I don't know where you went to school but I've never seen a professor deny people speech unless it was out of format (ie 45 min lecture followed by 15 minute Q and A when that one student just keeps interupting the lecture section and can't wait for Q&A).
Every professor I've ever had in college practically danced a jig when a student challenged them academically. It was like the highlight of their week.
If you had one social sciences professor who had no interest in the science aspect, well there's a lot of imperfect people in the world.
Also, your above comment is literally written in the form of "that's your unreliable anecdote, I'm not going to post objective data so here is my anecdote without data points".
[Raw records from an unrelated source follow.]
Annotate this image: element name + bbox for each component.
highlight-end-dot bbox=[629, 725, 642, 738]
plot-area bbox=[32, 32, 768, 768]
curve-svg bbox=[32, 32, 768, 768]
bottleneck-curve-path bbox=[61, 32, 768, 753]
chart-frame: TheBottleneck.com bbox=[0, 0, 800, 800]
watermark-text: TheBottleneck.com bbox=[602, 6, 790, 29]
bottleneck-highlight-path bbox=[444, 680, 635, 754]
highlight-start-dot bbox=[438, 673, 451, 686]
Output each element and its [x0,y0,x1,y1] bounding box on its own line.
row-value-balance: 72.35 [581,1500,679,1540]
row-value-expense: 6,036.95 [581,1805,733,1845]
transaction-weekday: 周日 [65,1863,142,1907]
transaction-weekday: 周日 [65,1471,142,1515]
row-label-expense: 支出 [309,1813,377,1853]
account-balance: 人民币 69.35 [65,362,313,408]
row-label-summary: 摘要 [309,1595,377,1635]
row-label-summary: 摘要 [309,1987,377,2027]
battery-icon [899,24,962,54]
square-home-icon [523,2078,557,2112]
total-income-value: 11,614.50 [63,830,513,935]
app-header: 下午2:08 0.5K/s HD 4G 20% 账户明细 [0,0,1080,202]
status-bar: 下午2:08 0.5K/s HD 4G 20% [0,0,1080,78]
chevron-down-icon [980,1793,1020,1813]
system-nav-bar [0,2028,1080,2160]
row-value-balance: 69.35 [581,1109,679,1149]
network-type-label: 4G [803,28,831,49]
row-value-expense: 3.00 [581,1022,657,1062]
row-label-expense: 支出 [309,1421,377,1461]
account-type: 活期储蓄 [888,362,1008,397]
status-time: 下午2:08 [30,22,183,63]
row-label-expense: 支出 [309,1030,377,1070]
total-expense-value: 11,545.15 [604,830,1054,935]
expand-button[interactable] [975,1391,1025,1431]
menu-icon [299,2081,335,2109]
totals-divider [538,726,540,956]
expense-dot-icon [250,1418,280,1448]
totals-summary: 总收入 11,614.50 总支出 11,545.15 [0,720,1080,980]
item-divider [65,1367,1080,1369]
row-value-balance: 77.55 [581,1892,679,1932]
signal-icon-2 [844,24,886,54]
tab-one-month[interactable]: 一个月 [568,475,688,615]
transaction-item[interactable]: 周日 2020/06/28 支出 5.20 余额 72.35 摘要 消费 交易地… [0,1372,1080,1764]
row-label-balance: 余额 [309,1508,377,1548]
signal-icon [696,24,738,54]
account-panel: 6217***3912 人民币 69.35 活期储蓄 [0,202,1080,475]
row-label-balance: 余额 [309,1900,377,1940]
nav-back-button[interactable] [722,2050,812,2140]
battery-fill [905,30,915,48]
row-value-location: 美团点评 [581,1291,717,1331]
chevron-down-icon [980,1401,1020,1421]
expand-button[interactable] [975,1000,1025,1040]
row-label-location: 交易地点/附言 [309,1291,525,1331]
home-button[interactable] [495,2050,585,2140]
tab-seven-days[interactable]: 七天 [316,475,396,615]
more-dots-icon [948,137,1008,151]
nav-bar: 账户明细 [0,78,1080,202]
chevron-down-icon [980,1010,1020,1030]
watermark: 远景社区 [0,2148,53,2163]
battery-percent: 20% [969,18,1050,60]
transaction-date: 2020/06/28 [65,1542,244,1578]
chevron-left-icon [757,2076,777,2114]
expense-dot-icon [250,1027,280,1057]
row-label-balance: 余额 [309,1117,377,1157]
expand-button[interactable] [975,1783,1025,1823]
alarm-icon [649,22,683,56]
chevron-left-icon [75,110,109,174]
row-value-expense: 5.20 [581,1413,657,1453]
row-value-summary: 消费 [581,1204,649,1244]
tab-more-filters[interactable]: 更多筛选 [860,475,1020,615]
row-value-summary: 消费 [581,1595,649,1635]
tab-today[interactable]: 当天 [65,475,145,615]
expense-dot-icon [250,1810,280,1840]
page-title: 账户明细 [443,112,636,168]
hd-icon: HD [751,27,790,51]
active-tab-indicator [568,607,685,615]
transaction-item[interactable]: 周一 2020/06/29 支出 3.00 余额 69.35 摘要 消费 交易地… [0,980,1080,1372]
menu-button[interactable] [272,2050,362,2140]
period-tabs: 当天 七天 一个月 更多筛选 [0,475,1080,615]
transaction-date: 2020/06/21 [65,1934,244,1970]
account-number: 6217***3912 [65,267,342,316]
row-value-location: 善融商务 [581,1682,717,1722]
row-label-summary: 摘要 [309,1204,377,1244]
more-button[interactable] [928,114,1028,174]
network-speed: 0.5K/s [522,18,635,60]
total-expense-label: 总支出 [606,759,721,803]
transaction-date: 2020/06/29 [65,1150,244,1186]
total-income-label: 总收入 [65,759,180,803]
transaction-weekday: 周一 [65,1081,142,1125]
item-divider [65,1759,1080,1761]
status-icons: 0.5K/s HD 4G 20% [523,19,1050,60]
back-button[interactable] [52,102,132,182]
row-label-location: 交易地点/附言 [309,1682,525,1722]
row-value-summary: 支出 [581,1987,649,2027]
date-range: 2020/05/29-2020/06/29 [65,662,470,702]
So here, have another anecdote.
Every professor I had in four years of undergrad and four years of graduate school LOVED students critically challenging the course material with scientific arguments.
I can comment a little bit on this. I dated a grad student in English for 5 years and took part in some of her academic activities, participated in her friend circle, etc. all in the same city where Lindsay Shepherd is having her issues.
I would say overall my experience was very similar to yours, however there's reason to believe that this state of affairs was set to change.
The key point has to do with the behaviour of the graduate students in different contexts. In my own undergraduate English courses, passionate disagreement was absolutely encouraged. In general professors and TAs at that level appreciate students who are actively engaged, BUT these students are not commonly at a level where their analysis of a text is informed enough to be truly compelling, so a true dissenting opinion from a lit crit perspective is just not going to happen. Now there are always a few cases where the breakthrough to the foundational assumptions does happen, but the TA is motivated to move past it quickly because (1) she can't spend the whole class in discussion with a single student, (2) she can't be questioning herself while simultaneously maintaining authority over the classroom, and (3) chances are the "dissenting" position of the current intellectual environment is not interesting to her anyway. To the dissenting student, it's understandable that this behaviour could seem like a cowardly dodge, though there are multiple converging reasons for it. In a lot of cases the little freedom-fighter is just an overconfident moron anyway.
Now switch to the graduate level class (I only attended a few of these, though I heard second-hand about almost all of them, so my perspective is limited). This particular program was very clique-y and very competitive. I imagine this is fairly generalizable since gainful Arts professorships are few and far between and grad programs tend to include a lot of quirky, high-intellect people who prefer to stick tightly together in small numbers. In this setting a student's criticism is expected to be fairly informed, and the easiest way to project an image of "informed" under extreme pressure is to take the instructor's (well-developed) position and add a bit of your own individuality to it and run with it. Developing a new position from scratch is much more work and contradiction with others puts you in a dangerous social position. Now you might counter that different students would take on the arguments of different professors, which would result in some diversity, but this wasn't the experience I observed. The old-guard (symbolized in this case, coincidentally, by the Tennyson prof) was
old and on its way out. Students of the new ideology put up with him to get their grades and moved the hell on. Anyone heard defending his positions elsewhere was teased and dismissed. I myself saw a few (white, male) students leave the program partly because they were no longer inspired by the direction their work was being pushed in and partly because the social consequences of resisting that direction made an already miserable experience even worse.
The TL
R is that Arts education can be great and receptive to truly diverse discussion, but in my experience graduate programs tend toward ideological bubbles by design and cannot be trusted to produce truthful or even broadly useful output. I think Peterson over-states his case when he projects to full-blown Marxism but I agree that I wouldn't want my own children to waste time and money or risk losing faith in their intellect in such an environment.